How Garry manages to survive in a remote village

People

By LULU MARK
AFTER four days of walking through jungles, over mountains and across rivers, Garry Dabuai finally arrives at the Yoya Mountain in the Gumine district of Chimbu.
He has reached the main road leading to town. Then he pays K15 to travel on a public transport to Kundiawa town, the provincial capital.
The long journey takes Garry through villages where he spends the night. Or if he gets caught in the rain or flood, or if nightfall comes quickly, he builds an impromptu shelter to spend the night in.
He makes this trip two or three times a year to get his supply of what he calls “mini goods” for his small business back home in the remote Bomai village of the Karamui-Nomane district.
The mini goods includes basics items such as soap, cooking oil, salt, sugar, tea, rice, noodles, tinned fish and batteries.

“ I hope one day a road will be built to reach Bomai so that we can access better health and education services. We are too far away from town.”
Garry Dabuai of the Bomai community market on Friday. – Picture courtesy of JESSY SIMON.

“On a trip to get the supplies, I spend around K1,400 to buy goods, pay for the fare and pay the boys to carry my supplies from Gumine to Bomai. They get K25 to K30 each depending on how much load they carry.”
All the costs he recovers by marking up the prices of goods he sells in the village.
“I generally add K1 to the goods to make a profit. I make around K500 profit from the sale of goods on one trip.”
Bomai is one of the 27 wards in the Karamui local level government. Garry’s village is situated near the Bomai station where there is an airstrip, a school and a sub-health center. There are no roads. The only means of transport is by air. The planes seldom fly there, and they are mostly charter flights.

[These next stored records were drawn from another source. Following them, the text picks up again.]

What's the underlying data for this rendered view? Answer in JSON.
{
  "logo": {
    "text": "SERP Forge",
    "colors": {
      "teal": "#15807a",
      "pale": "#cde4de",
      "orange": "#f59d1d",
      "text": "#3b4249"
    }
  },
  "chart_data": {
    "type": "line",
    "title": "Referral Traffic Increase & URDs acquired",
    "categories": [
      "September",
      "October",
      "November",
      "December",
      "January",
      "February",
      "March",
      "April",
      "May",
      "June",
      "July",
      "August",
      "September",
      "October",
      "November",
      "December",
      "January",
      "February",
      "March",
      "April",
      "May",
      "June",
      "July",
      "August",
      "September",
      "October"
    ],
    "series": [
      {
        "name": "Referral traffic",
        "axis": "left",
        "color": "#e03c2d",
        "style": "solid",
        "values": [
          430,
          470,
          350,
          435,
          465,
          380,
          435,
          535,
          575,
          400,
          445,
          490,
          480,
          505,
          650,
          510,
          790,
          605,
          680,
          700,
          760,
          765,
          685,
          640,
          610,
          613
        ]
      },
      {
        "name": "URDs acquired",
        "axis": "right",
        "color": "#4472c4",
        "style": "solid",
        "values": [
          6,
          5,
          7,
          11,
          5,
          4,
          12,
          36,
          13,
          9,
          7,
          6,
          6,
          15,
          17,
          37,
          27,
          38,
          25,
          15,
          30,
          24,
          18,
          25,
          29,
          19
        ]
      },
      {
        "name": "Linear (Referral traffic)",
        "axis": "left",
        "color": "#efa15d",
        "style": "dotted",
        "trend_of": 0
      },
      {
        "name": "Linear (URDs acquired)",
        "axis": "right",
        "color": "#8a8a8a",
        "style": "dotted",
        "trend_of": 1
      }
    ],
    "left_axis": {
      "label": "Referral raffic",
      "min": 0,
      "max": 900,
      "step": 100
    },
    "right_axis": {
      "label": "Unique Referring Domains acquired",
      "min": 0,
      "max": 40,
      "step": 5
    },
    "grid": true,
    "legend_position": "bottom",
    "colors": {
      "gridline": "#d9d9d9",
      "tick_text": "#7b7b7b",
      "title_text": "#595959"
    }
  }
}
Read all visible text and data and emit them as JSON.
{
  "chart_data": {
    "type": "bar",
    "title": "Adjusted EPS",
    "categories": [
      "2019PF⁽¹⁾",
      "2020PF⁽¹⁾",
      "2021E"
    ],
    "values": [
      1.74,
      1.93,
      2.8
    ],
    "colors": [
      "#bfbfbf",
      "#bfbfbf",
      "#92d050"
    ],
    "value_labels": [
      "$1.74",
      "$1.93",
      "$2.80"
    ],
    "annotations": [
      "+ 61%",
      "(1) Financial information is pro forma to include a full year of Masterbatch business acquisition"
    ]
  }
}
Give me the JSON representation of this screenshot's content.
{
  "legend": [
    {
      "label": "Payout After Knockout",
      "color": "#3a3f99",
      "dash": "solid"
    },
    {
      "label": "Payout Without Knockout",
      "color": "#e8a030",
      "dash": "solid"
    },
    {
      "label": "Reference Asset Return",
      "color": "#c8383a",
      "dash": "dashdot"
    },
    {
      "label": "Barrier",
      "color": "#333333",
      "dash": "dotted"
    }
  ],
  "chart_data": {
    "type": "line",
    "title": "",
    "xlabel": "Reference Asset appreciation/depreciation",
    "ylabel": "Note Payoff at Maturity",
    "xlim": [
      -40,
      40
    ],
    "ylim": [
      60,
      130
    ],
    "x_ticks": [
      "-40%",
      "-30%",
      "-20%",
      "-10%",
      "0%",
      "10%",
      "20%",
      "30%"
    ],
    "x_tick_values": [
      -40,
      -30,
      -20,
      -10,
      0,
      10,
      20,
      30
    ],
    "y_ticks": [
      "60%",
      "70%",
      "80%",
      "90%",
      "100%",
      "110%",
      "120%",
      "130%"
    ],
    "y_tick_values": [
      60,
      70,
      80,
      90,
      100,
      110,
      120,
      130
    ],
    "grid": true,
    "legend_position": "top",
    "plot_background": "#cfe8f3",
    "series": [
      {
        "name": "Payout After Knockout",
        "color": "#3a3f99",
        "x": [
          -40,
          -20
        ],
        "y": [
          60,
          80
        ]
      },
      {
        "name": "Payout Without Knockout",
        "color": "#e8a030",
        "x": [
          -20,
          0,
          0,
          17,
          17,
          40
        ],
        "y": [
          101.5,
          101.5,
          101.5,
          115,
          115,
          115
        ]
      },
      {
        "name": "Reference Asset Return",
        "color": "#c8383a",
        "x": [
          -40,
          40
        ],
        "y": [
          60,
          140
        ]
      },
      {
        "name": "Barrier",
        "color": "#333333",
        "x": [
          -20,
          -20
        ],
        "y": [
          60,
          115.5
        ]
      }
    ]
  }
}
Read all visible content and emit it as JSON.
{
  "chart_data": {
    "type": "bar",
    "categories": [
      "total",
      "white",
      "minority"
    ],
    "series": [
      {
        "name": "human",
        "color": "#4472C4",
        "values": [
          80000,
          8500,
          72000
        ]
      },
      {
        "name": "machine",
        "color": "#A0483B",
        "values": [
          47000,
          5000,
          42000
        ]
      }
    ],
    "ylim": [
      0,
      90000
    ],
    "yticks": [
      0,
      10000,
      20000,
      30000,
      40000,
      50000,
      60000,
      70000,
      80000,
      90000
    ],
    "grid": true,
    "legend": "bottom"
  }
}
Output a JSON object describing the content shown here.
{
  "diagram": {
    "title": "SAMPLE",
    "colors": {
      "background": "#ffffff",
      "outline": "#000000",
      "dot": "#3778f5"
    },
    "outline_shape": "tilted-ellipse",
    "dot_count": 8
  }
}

A one-way ticket costs K280 – well beyond what the villagers can afford.
From Bomai, it takes five days to arrive in Kundiawa town and three days to get to Karamui station where there are canteens and where planes fly in regularly.
Garry, 28, is known as a small businessman in Bomai but he sees himself as “just another service-provider”.
“We have our teachers, health and church workers here with us and they need to at least have store goods available for them to buy. Everyone here is a subsistence farmer and our gardens have all the food we need.
“We have community markets on Mondays and Fridays. Garden produce is sold for 20 toea. So a K50 can give you a six-month garden food supply.”
It takes a while for people to make money so it takes four to six months for him to sell all his mini-goods.
He started off selling peanuts then made enough money to buy mini-goods to resell.
“My motivation is to provide a service to the people including government and church workers. It is not really about just making money.”
Garry is married to Sine. They have six children – five girls and a boy.
He completed Grade 10 in 2014 at the Poromel Technical High School in Gumine and returned to the village when he did not get an offer to continue his education.
“With the money I make from selling mini-goods, I hope to support my children in school. The school here is not good because teachers don’t come because of its remoteness. I hope one day a road will be built to reach Bomai so that we can access better health and education services. We are too far away from town.
But we do what we have to do to keep going. We call Bomai home, our only home. We always come back home from our long trips to town.”